Segundo esta dezena de Estados-membros, essas aves marinhas estão a causar grandes prejuízos no setor das pescas ao competirem com os pescadores pelas mesmas espécies de peixes, especialmente em contextos de aquicultura. Algumas estimativas apontam que os corvos-marinhos são responsáveis por perdas de mais de 350 milhões de euros por ano na pescas e aquicultura.

Redação

Vários Estados-membros da União Europeia (UE) estão a pedir à Comissão que os corvos-marinhos (Phalacrocorax carbo) deixem de ser uma espécie protegida e passem a ser classificados como uma espécie cinegética.

De acordo com o ‘Politico’, numa carta enviada aos comissários europeus do Ambiente, Jessika Roswall, e das Pescas, Costas Kadis, 16 ministros da agricultura e do ambiente da Estónia, Suécia, Finlândia, Letónia, Lituânia, Eslováquia, Croácia, Polónia, República Checa e Roménia pedem que os corvos-marinhos passem a figurar na lista de espécies cinegéticas da Diretiva Habitats.

Segundo esta dezena de Estados-membros, essas aves marinhas estão a causar grandes prejuízos no setor das pescas ao competirem com os pescadores pelas mesmas espécies de peixes, especialmente em contextos de aquicultura. Algumas estimativas apontam que os corvos-marinhos são responsáveis por perdas de mais de 350 milhões de euros por ano na pescas e aquicultura.

Nessa mesma missiva, os signatários dizem que o controlo, por meios letais, dos corvos-marinhos dever ser entendido como qualquer outra medida de controlo de predadores que são já implementadas pela UE, como no caso recente dos lobos.

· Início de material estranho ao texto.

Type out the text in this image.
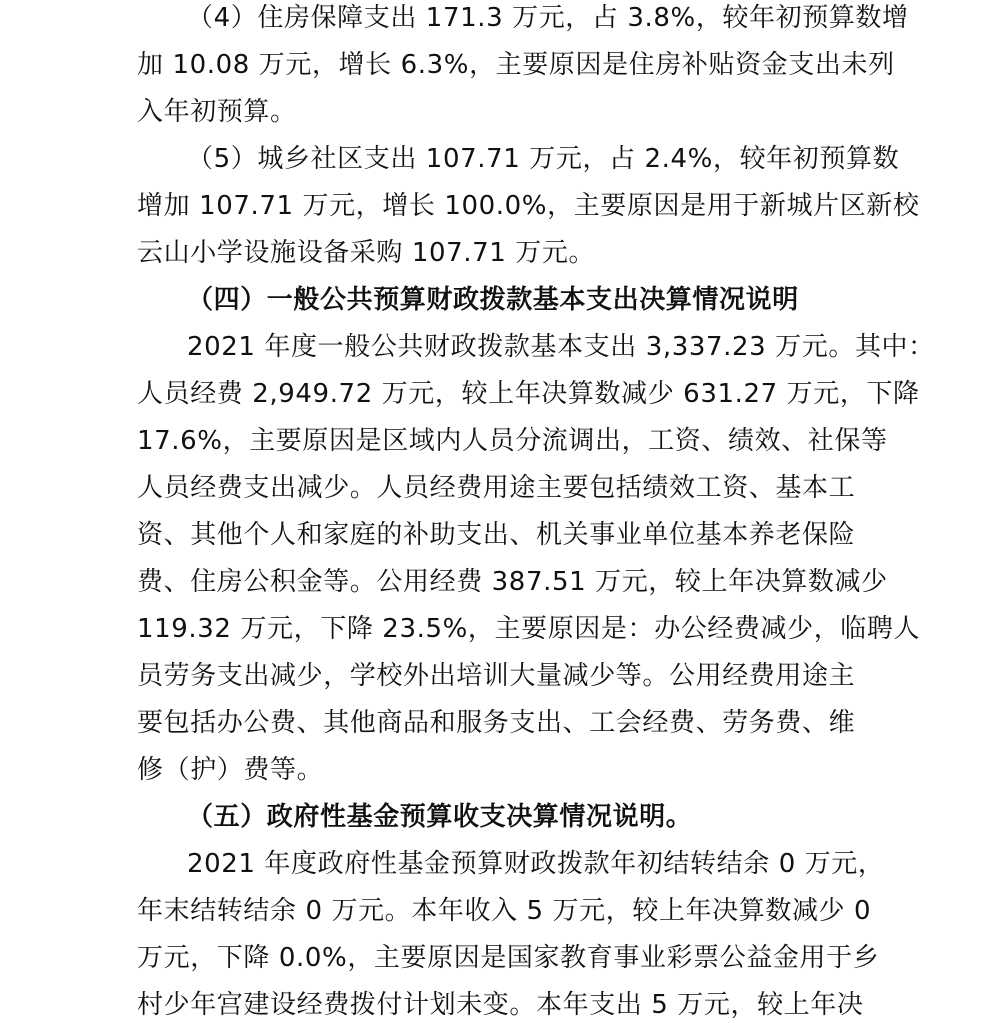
（4）住房保障支出 171.3 万元，占 3.8%，较年初预算数增
加 10.08 万元，增长 6.3%，主要原因是住房补贴资金支出未列
入年初预算。
（5）城乡社区支出 107.71 万元，占 2.4%，较年初预算数
增加 107.71 万元，增长 100.0%，主要原因是用于新城片区新校
云山小学设施设备采购 107.71 万元。
（四）一般公共预算财政拨款基本支出决算情况说明
2021 年度一般公共财政拨款基本支出 3,337.23 万元。其中：
人员经费 2,949.72 万元，较上年决算数减少 631.27 万元，下降
17.6%，主要原因是区域内人员分流调出，工资、绩效、社保等
人员经费支出减少。人员经费用途主要包括绩效工资、基本工
资、其他个人和家庭的补助支出、机关事业单位基本养老保险
费、住房公积金等。公用经费 387.51 万元，较上年决算数减少
119.32 万元，下降 23.5%，主要原因是：办公经费减少，临聘人
员劳务支出减少，学校外出培训大量减少等。公用经费用途主
要包括办公费、其他商品和服务支出、工会经费、劳务费、维
修（护）费等。
（五）政府性基金预算收支决算情况说明。
2021 年度政府性基金预算财政拨款年初结转结余 0 万元，
年末结转结余 0 万元。本年收入 5 万元，较上年决算数减少 0
万元，下降 0.0%，主要原因是国家教育事业彩票公益金用于乡
村少年宫建设经费拨付计划未变。本年支出 5 万元，较上年决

O mesmo órgão de comunicação avança que o grupo quer também que a UE defina limites populacionais para os corvos-marinhos e que permita que possam ser caçados mesmo fora da época venatória.

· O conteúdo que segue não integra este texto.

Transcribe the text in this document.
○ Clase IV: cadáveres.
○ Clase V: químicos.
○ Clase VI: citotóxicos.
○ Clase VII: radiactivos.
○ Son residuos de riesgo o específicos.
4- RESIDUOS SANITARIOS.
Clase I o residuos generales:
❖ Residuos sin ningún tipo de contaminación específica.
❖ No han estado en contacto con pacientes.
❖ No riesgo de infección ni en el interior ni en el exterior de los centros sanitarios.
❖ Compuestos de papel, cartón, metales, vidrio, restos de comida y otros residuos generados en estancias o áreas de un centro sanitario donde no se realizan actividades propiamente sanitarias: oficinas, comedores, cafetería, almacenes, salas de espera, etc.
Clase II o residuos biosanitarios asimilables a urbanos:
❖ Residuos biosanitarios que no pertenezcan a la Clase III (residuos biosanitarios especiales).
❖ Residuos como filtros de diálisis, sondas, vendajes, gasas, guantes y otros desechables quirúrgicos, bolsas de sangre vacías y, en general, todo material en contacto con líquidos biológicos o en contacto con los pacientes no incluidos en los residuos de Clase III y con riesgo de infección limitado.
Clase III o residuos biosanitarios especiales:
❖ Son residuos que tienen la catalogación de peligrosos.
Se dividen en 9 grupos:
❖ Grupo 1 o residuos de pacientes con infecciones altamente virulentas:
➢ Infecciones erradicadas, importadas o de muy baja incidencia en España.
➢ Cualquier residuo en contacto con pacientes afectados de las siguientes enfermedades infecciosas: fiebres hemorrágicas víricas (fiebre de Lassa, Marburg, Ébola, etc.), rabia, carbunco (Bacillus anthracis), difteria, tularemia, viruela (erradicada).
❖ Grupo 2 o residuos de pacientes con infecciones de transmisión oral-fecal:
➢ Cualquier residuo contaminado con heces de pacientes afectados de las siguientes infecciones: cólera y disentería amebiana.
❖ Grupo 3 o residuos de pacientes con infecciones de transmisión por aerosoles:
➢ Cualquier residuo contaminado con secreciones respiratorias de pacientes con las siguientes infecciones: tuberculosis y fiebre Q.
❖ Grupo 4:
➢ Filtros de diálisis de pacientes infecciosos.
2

As exigências foram levadas a discussão em reunião da comissão de agricultura e pescas do Conselho da União Europeia, no dia 26 de maio. No documento tornado público, é avançada a estimativa de que os corvos-marinhos na Europa consomem anualmente cerca de 360 mil toneladas de peixe. Com base nesse cálculo, o grupo dos 10 Estados-membros argumenta que “esta escala claramente ilustra a urgência da situação e a necessidade de reabrir a discussão sobre os impactos crescentes da predação, em particular do corvo-marinho”.

Dizem esses países que os impactos da ave nas pescas e aquicultura estão a ameaçar a sustentabilidade económica do setor e “a capacidade da União para alcançar os seus objetivos ambientais”, isso, porque, argumentam, os corvos-marinhos estão a desestabilizar os ecossistemas marinhos. Na carta tornada pública não há, contudo, referências a fazer dessa ave uma espécie cinegética, mas, contudo, há sim uma recomendação para a criação de um plano para a “gestão populacional adaptativa”, uma estratégia que pode envolver, por exemplo, o controlo por abate, caça ou translocação.

Em resposta, a comissária Jessika Roswall disse reconhecer que é um assunto importante para muitos Estados-membros e assegurou que a Comissão está a levar a sério as preocupações elencadas.

A responsável admitiu que, em algumas regiões da UE, o aumento das populações de corvos-marinhos (fruto precisamente da Diretiva Aves) tem levado a conflitos com as comunidades locais, especialmente pescadores. Roswall assegurou que a Comissão tem vindo a trabalhar para mitigar o problema, incluindo a publicação de orientações que visam reduzir a carga burocrática para que as autoridades nacionais possam mais facilmente gerir as populações de corvos-marinhos.

Sobre o plano de gestão proposto, a comissária disse que há abertura para discutir como é que o trabalho poderá avançar e ainda que a Comissão apoiará esforços para recolher dados sobre as populações de corvos-marinhos, incluindo os impactos socioeconómicos.

Ainda assim, Roswall sublinhou que é preciso continuar a atuar sobre outros fatores que pressionam os stocks de peixe, como a poluição, destruição de habitat e a sobrepesca, que são das principais causas do declínio das populações de peixes.

Conversações sobre possíveis abordagens para lidar com as perdas atribuídas aos corvos-marinhos deverão acontecer no outono deste ano.